Nem palmeiras nem areia. O mergulho é na água gelada na frente de pinguins. Horizonte fora de alcance, a Antártida tornou-se um playground para turistas, correndo o risco de precipitar sua metamorfose.

Aproveitando a sede de novidades de uma clientela abastada e com um sentimento de urgência de descobrir países ameaçados pela perturbação climática, os cruzeiros se aventuram em cantos cada vez mais remotos e selvagens.

Continente de superlativos —o mais frio, mais ventoso, mais seco, mais remoto, mais deserto, mais inóspito—, a Antártida, ao mesmo tempo estéril e borbulhante de vida, é hoje um destino privilegiado.

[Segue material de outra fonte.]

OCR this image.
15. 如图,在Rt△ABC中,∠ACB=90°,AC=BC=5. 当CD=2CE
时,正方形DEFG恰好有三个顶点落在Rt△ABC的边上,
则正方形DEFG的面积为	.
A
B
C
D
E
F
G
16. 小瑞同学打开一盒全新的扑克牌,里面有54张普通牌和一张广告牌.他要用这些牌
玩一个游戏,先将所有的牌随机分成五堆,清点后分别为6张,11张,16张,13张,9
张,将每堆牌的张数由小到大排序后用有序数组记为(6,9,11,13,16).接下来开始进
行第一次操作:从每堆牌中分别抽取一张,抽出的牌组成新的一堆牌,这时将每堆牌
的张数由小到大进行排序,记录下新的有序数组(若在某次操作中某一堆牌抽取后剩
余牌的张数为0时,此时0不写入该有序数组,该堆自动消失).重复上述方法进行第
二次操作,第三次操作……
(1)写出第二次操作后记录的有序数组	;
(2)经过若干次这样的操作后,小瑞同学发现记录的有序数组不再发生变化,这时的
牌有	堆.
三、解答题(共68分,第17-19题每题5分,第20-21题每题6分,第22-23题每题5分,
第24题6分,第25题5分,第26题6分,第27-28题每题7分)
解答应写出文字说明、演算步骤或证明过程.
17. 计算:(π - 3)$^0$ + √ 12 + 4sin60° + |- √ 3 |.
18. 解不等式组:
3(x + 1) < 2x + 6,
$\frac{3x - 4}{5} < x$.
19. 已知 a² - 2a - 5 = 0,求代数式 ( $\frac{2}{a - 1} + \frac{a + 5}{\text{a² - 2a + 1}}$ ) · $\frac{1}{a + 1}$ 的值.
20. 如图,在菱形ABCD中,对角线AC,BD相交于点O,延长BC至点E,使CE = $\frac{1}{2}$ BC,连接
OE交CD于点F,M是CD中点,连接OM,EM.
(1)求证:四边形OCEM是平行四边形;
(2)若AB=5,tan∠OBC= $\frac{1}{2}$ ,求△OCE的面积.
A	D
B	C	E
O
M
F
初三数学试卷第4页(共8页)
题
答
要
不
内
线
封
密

Para muitos, é a última fronteira, que deve ser alcançada a todo custo antes que desapareça na sua forma atual.

“É como uma facada”, diz o norueguês Even Carlsen, 58, ao sair da água a 3°C na ilha Half Moon, na ponta da península Antártica. Na costa, uma equipe médica assiste à cena.

Turistas fotografam pinguim nas Ilhas Shetland do Sul, na Antártida
Turistas fotografam pinguim nas Ilhas Shetland do Sul, na Antártida - Johan Ordonez - 8.nov.2019/AFP

Carlsen é um dos 430 passageiros do Roald Amundsen, da empresa Hurtigruten, o primeiro navio de cruzeiro com motor híbrido do mundo a atravessar o oceano Antártico.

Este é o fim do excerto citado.